Python实现随机从图像中获取多个patch

2025-06-22 22:58:45

经常有一些图像任务需要从一张大图中截取固定大小的patch来进行训练。这里面常常存在下面几个问题：

patch的位置尽可能随机，不然数据丰富性可能不够，容易引起过拟合
如果原图较大，读图带来的IO开销可能会非常大，影响训练速度，所以最好一次能够截取多个patch
我们经常不太希望因为随机性的存在而使得图像中某些区域没有被覆盖到，所以还需要注意patch位置的覆盖程度

基于以上问题，我们可以使用下面的策略从图像中获取位置随机的多个patch：

以固定的stride获取所有patch的左上角坐标
对左上角坐标进行随机扰动
对patch的左上角坐标加上宽和高得到右下角坐标
检查patch的坐标是否超出图像边界，如果超出则将其收进来，收的过程应保证patch尺寸不变
加入ROI（Region Of Interest）功能，也就是说patch不一定非要在整张图中获取，而是可以指定ROI区域

下面是实现代码和例子：

注意下面代码只是获取了patch的bounding box，并没有把patch截取出来。

# -*- coding: utf-8 -*-
import cv2
import numpy as np

def get_random_patch_bboxes(image, bbox_size, stride, jitter, roi_bbox=None):
    """
    Generate random patch bounding boxes for a image around ROI region

    Parameters
    ----------
    image: image data read by opencv, shape is [H, W, C]
    bbox_size: size of patch bbox, one digit or a list/tuple containing two
        digits, defined by (width, height)
    stride: stride between adjacent bboxes (before jitter), one digit or a
        list/tuple containing two digits, defined by (x, y)
    jitter: jitter size for evenly distributed bboxes, one digit or a
        list/tuple containing two digits, defined by (x, y)
    roi_bbox: roi region, defined by [xmin, ymin, xmax, ymax], default is whole
        image region

    Returns
    -------
    patch_bboxes: randomly distributed patch bounding boxes, n x 4 numpy array.
        Each bounding box is defined by [xmin, ymin, xmax, ymax]
    """
    height, width = image.shape[:2]
    bbox_size = _process_geometry_param(bbox_size, min_value=1)
    stride = _process_geometry_param(stride, min_value=1)
    jitter = _process_geometry_param(jitter, min_value=0)

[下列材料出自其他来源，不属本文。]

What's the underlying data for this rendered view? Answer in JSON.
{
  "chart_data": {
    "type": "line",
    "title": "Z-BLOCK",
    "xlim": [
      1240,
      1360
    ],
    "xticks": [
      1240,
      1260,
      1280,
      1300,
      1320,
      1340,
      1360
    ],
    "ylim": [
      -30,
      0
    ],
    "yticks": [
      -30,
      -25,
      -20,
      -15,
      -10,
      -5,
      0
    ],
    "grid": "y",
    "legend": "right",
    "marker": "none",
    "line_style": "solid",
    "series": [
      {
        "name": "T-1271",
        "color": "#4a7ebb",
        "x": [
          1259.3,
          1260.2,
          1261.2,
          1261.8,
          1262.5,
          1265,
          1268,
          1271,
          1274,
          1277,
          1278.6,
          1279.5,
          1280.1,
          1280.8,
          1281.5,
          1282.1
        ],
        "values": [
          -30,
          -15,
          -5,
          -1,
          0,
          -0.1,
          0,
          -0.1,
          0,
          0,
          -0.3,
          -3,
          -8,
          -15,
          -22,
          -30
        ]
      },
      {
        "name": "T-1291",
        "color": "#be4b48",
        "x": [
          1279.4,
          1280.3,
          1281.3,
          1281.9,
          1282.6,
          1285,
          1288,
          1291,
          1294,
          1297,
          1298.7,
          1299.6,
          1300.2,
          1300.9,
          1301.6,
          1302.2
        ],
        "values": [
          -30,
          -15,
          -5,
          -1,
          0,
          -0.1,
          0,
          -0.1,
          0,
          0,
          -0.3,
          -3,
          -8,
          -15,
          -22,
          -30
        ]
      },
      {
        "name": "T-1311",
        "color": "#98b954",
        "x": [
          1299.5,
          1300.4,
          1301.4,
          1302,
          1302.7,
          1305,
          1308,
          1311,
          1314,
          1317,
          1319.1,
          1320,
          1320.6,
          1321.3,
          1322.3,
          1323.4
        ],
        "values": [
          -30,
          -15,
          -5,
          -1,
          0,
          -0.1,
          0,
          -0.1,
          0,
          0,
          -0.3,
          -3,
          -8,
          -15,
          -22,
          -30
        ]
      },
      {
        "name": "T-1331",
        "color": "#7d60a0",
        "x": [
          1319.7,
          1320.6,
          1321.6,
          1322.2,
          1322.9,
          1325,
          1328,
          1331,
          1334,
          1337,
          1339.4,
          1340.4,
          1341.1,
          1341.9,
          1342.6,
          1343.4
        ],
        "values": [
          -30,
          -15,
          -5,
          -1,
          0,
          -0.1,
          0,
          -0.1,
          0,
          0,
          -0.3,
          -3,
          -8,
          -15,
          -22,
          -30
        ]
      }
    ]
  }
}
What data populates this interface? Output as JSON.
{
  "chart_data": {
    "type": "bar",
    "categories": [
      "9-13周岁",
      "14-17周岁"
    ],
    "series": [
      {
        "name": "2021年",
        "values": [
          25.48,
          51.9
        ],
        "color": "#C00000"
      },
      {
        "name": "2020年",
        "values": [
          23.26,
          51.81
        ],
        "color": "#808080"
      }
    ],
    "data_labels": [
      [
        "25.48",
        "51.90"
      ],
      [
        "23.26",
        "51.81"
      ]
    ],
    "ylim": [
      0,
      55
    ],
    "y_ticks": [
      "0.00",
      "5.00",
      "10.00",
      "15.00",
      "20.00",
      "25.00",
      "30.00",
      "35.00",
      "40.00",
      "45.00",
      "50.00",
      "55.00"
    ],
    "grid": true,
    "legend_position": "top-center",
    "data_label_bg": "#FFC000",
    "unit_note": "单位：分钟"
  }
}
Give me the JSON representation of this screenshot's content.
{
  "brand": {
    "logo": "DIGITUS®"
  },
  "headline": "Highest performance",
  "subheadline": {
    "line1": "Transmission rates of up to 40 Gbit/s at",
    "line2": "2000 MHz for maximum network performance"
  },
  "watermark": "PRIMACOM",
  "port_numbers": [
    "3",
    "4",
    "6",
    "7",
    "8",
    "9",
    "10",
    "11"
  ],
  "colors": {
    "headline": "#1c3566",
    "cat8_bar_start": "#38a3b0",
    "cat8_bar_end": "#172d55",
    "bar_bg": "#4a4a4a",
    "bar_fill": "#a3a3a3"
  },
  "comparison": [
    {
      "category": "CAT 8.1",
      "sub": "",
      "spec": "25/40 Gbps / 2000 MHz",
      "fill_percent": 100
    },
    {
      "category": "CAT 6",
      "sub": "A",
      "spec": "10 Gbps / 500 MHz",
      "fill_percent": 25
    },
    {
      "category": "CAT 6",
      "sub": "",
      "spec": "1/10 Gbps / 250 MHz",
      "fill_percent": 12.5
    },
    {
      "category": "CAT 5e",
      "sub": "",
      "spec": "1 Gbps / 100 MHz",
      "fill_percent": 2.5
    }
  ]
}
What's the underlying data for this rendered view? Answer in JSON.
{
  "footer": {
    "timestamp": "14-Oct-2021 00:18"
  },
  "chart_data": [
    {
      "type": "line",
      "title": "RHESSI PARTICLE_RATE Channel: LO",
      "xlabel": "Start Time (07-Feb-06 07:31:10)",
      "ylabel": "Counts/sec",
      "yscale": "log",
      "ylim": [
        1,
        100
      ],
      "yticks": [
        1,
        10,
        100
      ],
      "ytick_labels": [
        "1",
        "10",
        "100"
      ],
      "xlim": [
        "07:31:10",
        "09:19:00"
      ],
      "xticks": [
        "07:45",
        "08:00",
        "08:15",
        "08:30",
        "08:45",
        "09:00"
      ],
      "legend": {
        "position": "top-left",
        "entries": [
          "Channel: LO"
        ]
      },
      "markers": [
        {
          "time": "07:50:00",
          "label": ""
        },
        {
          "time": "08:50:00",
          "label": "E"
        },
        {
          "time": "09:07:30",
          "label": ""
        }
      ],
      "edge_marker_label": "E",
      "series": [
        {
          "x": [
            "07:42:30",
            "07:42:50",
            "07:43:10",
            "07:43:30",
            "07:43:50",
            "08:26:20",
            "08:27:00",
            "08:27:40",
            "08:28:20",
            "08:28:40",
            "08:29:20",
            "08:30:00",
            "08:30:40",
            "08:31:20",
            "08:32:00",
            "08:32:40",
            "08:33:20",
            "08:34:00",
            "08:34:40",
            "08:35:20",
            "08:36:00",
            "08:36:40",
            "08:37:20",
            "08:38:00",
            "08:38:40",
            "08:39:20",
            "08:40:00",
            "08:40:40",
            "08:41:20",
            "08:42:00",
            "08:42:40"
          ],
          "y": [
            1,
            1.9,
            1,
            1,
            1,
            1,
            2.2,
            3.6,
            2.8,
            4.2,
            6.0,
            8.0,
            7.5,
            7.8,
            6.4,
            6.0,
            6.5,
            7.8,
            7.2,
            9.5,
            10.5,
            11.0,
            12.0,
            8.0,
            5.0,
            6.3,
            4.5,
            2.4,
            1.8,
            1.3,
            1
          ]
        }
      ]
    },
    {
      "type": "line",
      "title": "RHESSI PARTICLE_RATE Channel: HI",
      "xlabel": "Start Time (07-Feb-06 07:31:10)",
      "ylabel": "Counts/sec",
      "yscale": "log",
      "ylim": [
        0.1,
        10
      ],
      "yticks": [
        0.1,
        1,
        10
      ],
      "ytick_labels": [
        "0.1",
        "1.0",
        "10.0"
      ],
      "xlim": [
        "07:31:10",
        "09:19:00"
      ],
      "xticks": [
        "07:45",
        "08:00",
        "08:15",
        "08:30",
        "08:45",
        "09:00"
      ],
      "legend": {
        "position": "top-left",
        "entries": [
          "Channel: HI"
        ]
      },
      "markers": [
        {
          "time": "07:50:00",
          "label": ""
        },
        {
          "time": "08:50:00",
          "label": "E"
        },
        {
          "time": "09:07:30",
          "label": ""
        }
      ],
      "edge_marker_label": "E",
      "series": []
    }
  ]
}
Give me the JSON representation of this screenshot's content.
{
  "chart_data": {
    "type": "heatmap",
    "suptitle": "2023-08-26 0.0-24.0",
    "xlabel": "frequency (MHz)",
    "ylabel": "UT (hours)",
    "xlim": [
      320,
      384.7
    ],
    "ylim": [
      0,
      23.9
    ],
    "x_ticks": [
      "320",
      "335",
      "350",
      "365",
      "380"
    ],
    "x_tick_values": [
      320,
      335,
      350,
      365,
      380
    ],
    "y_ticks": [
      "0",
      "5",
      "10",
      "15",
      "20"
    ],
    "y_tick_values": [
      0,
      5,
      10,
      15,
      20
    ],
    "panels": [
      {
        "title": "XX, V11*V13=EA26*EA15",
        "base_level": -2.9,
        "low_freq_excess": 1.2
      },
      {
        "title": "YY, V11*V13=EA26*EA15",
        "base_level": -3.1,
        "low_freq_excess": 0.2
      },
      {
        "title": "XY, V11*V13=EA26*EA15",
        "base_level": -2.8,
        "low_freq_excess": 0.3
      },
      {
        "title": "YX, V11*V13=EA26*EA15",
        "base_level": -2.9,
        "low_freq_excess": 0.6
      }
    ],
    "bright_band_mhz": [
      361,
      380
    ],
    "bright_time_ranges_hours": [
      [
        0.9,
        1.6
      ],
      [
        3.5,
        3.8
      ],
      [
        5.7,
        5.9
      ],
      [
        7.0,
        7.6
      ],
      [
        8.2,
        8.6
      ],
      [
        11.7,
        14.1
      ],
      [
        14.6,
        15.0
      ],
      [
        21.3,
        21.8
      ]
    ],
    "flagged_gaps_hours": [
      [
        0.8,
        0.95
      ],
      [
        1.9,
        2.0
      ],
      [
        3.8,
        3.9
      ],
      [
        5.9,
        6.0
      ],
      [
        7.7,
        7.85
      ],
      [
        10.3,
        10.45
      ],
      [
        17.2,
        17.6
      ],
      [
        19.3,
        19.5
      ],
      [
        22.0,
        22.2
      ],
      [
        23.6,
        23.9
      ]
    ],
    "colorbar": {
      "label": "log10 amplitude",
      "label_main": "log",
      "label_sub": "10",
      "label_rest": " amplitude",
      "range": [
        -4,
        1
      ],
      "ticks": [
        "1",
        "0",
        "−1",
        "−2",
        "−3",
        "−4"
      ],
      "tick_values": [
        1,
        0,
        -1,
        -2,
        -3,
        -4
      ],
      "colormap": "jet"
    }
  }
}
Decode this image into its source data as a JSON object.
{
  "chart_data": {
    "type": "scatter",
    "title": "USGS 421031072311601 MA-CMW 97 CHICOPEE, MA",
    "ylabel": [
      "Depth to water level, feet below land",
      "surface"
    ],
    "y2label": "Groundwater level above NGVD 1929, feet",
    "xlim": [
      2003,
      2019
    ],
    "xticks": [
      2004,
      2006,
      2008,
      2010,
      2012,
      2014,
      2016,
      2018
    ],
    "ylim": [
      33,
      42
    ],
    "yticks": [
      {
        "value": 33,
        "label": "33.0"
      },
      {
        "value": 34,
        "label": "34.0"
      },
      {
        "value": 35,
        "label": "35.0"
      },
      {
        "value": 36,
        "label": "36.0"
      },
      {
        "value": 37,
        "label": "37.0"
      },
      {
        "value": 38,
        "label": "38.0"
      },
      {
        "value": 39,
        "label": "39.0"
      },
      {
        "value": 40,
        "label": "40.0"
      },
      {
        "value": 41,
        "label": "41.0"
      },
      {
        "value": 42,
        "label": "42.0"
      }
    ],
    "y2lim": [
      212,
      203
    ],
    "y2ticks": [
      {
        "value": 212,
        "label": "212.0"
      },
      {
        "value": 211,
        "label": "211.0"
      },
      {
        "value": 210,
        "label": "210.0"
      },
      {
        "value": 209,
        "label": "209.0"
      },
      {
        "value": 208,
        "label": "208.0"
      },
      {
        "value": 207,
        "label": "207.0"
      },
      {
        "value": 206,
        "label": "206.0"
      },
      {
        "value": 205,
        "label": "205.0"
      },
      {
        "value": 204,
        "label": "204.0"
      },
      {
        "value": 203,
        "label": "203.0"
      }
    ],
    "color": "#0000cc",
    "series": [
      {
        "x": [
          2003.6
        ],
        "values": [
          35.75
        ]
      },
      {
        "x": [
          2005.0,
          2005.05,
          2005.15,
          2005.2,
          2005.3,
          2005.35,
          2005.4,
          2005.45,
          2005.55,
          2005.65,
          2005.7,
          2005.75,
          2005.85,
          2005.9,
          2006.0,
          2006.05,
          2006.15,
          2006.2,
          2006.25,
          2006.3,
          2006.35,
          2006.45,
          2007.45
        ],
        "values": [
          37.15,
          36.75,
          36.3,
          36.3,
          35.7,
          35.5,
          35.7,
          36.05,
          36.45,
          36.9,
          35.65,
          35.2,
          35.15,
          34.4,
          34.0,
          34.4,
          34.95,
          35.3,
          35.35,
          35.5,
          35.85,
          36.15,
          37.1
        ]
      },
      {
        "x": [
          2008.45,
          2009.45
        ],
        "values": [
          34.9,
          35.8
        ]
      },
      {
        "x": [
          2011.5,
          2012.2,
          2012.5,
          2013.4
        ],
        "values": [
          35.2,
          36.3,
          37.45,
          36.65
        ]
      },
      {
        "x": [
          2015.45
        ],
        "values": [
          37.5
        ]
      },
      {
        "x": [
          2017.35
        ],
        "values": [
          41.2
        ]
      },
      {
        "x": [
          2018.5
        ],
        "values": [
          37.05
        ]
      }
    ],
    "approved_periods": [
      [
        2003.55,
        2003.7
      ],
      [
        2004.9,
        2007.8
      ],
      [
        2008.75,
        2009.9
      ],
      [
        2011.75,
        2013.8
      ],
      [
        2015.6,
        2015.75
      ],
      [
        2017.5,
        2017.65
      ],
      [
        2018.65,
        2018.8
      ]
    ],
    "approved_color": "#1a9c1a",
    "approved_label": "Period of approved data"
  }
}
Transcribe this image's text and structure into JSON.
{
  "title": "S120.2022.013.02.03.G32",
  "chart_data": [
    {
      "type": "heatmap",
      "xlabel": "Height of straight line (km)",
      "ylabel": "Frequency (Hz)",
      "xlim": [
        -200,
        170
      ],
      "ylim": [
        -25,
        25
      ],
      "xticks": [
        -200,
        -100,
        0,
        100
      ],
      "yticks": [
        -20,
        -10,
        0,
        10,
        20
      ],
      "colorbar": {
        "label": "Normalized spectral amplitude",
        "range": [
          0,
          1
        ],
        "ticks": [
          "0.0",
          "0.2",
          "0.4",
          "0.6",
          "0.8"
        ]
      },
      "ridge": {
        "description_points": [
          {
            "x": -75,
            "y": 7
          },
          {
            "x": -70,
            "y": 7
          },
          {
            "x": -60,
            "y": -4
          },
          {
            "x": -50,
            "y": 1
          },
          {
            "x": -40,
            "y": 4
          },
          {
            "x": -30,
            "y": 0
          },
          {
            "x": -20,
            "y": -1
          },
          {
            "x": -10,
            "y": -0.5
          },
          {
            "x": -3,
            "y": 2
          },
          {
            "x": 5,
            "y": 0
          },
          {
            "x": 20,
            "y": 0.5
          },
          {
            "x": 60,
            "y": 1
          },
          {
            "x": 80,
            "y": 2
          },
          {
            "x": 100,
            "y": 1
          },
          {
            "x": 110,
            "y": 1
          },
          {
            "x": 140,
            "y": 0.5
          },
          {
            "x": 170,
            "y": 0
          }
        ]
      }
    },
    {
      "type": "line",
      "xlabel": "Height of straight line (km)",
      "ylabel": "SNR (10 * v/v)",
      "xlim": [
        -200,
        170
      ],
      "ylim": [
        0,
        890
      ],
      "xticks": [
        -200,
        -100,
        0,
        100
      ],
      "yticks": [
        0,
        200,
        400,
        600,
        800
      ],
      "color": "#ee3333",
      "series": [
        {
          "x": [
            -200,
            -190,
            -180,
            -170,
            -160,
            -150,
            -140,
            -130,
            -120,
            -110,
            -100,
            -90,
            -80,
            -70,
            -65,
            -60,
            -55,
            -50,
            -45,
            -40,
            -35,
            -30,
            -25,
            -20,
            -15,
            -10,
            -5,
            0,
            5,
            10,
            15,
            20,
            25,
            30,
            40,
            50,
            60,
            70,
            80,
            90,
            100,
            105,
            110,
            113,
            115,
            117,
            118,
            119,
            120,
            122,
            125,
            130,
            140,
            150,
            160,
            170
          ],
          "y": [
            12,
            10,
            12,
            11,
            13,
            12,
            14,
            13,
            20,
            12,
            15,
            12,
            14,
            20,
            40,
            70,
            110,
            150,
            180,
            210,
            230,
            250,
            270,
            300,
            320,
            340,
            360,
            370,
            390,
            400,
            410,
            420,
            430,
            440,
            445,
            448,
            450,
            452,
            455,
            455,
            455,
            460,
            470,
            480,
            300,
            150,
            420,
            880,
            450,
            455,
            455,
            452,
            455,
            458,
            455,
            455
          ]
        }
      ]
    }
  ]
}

    if bbox_size[0] > width or bbox_size[1] > height:
        raise ValueError('box_size must be <= image size')

    if roi_bbox is None:
        roi_bbox = [0, 0, width, height]

    # tl is for top-left, br is for bottom-right
    tl_x, tl_y = _get_top_left_points(roi_bbox, bbox_size, stride, jitter)
    br_x = tl_x + bbox_size[0]
    br_y = tl_y + bbox_size[1]

    # shrink bottom-right points to avoid exceeding image border
    br_x[br_x > width] = width
    br_y[br_y > height] = height
    # shrink top-left points to avoid exceeding image border
    tl_x = br_x - bbox_size[0]
    tl_y = br_y - bbox_size[1]
    tl_x[tl_x < 0] = 0
    tl_y[tl_y < 0] = 0
    # compute bottom-right points again
    br_x = tl_x + bbox_size[0]
    br_y = tl_y + bbox_size[1]

    patch_bboxes = np.concatenate((tl_x, tl_y, br_x, br_y), axis=1)
    return patch_bboxes

def _process_geometry_param(param, min_value):
    """
    Process and check param, which must be one digit or a list/tuple containing
    two digits, and its value must be >= min_value

    Parameters
    ----------
    param: parameter to be processed
    min_value: min value for param

    Returns
    -------
    param: param after processing
    """
    if isinstance(param, (int, float)) or \
            isinstance(param, np.ndarray) and param.size == 1:
        param = int(np.round(param))
        param = [param, param]
    else:
        if len(param) != 2:
            raise ValueError('param must be one digit or two digits')
        param = [int(np.round(param[0])), int(np.round(param[1]))]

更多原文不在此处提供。